だから、たまに見せてくれる優しい笑顔も態度も特に意味はない。


そんな事は分かっている。
分かっているのに……どうしてこんなにも胸が痛いのだろう。





「ならいいが……」

「心配かけてしまってすみません。
あっ……そう言えばさっきなんて言ったんですか?」




女の人たちの騒ぎ声で聞こえなかった言葉を尋ねる。

すると、橘部長は気まずそうに顔を顰めた。




「……何でもない。
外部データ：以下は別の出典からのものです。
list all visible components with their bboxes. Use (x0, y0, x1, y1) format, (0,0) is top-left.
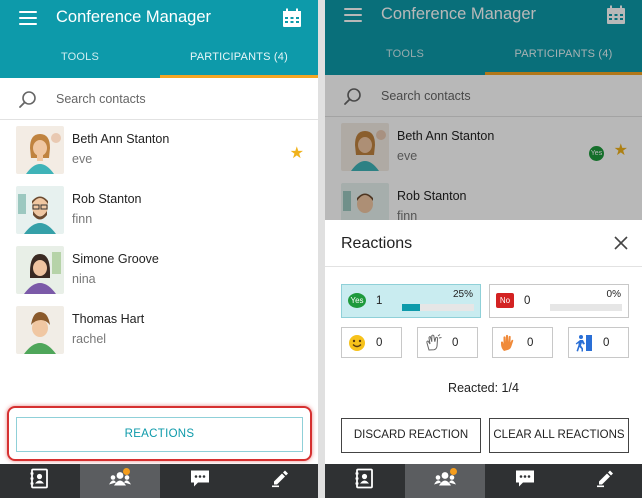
no-reaction-card[interactable]: No 0 0% (489, 284, 629, 318)
smile-count: 0 (376, 337, 383, 349)
smile-icon (348, 334, 366, 357)
edit-icon (596, 470, 614, 493)
participant-name: Rob Stanton (72, 192, 142, 206)
reacted-summary: Reacted: 1/4 (448, 381, 519, 395)
divider (325, 266, 642, 267)
leave-count: 0 (603, 337, 610, 349)
no-progress-bar (550, 304, 622, 311)
participant-row[interactable]: Simone Groove nina (0, 240, 318, 300)
yes-badge: Yes (348, 293, 366, 308)
raise-hand-icon (499, 334, 517, 357)
tab-tools[interactable]: TOOLS (0, 41, 160, 78)
nav-edit[interactable] (565, 464, 642, 498)
notification-dot (123, 468, 130, 475)
contacts-icon (30, 468, 50, 494)
smile-reaction[interactable]: 0 (341, 327, 402, 358)
raise-hand-count: 0 (527, 337, 534, 349)
avatar (16, 306, 64, 354)
no-count: 0 (524, 295, 531, 307)
clear-all-reactions-button[interactable]: CLEAR ALL REACTIONS (489, 418, 629, 453)
clap-icon (424, 334, 442, 357)
participant-row[interactable]: Thomas Hart rachel (0, 300, 318, 360)
app-bar: Conference Manager TOOLS PARTICIPANTS (4… (0, 0, 318, 78)
raise-hand-reaction[interactable]: 0 (492, 327, 553, 358)
avatar (16, 246, 64, 294)
chat-icon (190, 470, 210, 493)
yes-progress-bar (402, 304, 474, 311)
notification-dot (450, 468, 457, 475)
search-input[interactable]: Search contacts (56, 92, 146, 106)
participant-username: nina (72, 272, 96, 286)
yes-count: 1 (376, 295, 383, 307)
participant-name: Thomas Hart (72, 312, 145, 326)
discard-reaction-button[interactable]: DISCARD REACTION (341, 418, 481, 453)
nav-participants[interactable] (405, 464, 485, 498)
tab-participants[interactable]: PARTICIPANTS (4) (160, 41, 318, 78)
reactions-title: Reactions (341, 235, 413, 252)
participant-username: eve (72, 152, 93, 166)
dim-overlay[interactable] (325, 0, 642, 220)
star-icon[interactable]: ★ (290, 146, 304, 162)
participant-name: Beth Ann Stanton (72, 132, 170, 146)
contacts-icon (355, 468, 375, 494)
participant-row[interactable]: Rob Stanton finn (0, 180, 318, 240)
participant-username: finn (72, 212, 93, 226)
participants-screen: Conference Manager TOOLS PARTICIPANTS (4… (0, 0, 318, 498)
yes-percent: 25% (452, 289, 473, 300)
search-bar[interactable]: Search contacts (0, 78, 318, 120)
screen-divider (318, 0, 325, 498)
participant-username: rachel (72, 332, 107, 346)
bottom-nav (0, 464, 318, 498)
nav-chat[interactable] (160, 464, 240, 498)
leave-reaction[interactable]: 0 (568, 327, 629, 358)
participant-row[interactable]: Beth Ann Stanton eve ★ (0, 120, 318, 180)
nav-contacts[interactable] (0, 464, 80, 498)
no-percent: 0% (606, 289, 621, 300)
calendar-icon[interactable] (282, 8, 302, 33)
edit-icon (271, 470, 289, 493)
avatar (16, 186, 64, 234)
close-icon[interactable] (614, 236, 628, 255)
tab-bar: TOOLS PARTICIPANTS (4) (0, 41, 318, 78)
nav-edit[interactable] (240, 464, 318, 498)
avatar (16, 126, 64, 174)
nav-contacts[interactable] (325, 464, 405, 498)
no-badge: No (496, 293, 514, 308)
menu-icon[interactable] (19, 11, 37, 25)
reactions-button[interactable]: REACTIONS (16, 417, 303, 452)
reactions-screen: Conference Manager TOOLS PARTICIPANTS (4… (325, 0, 642, 498)
search-icon (18, 90, 38, 115)
yes-progress-fill (402, 304, 420, 311)
participant-name: Simone Groove (72, 252, 159, 266)
leave-icon (575, 334, 593, 357)
bottom-nav (325, 464, 642, 498)
nav-chat[interactable] (485, 464, 565, 498)
nav-participants[interactable] (80, 464, 160, 498)
clap-count: 0 (452, 337, 459, 349)
app-title: Conference Manager (56, 8, 212, 26)
clap-reaction[interactable]: 0 (417, 327, 478, 358)
chat-icon (515, 470, 535, 493)
yes-reaction-card[interactable]: Yes 1 25% (341, 284, 481, 318)
reactions-highlight: REACTIONS (7, 406, 312, 461)
reactions-sheet: Reactions Yes 1 25% No 0 0% 0 0 0 0 Reac… (325, 220, 642, 464)
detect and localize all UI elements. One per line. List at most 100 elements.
そろそろ行くぞ」

「え!?気になるじゃないですか!?」




とっさに出た言葉がこれだった。
私の声に反応するように橘部長はピタリと止まる。


しかし、私の方を見ることはなかった。




「橘……部長……?」




恐る恐る背中に声をかける。
でも沈黙だけが私を包み込んでいた。



もしかして怒らせてしまったのだろうか。
不安が頭をよぎった時、低い声が静かに路地裏に消えていった。





「綺麗だ」




短い言葉。
でもそれは、私の頬を紅らめるには十分すぎた。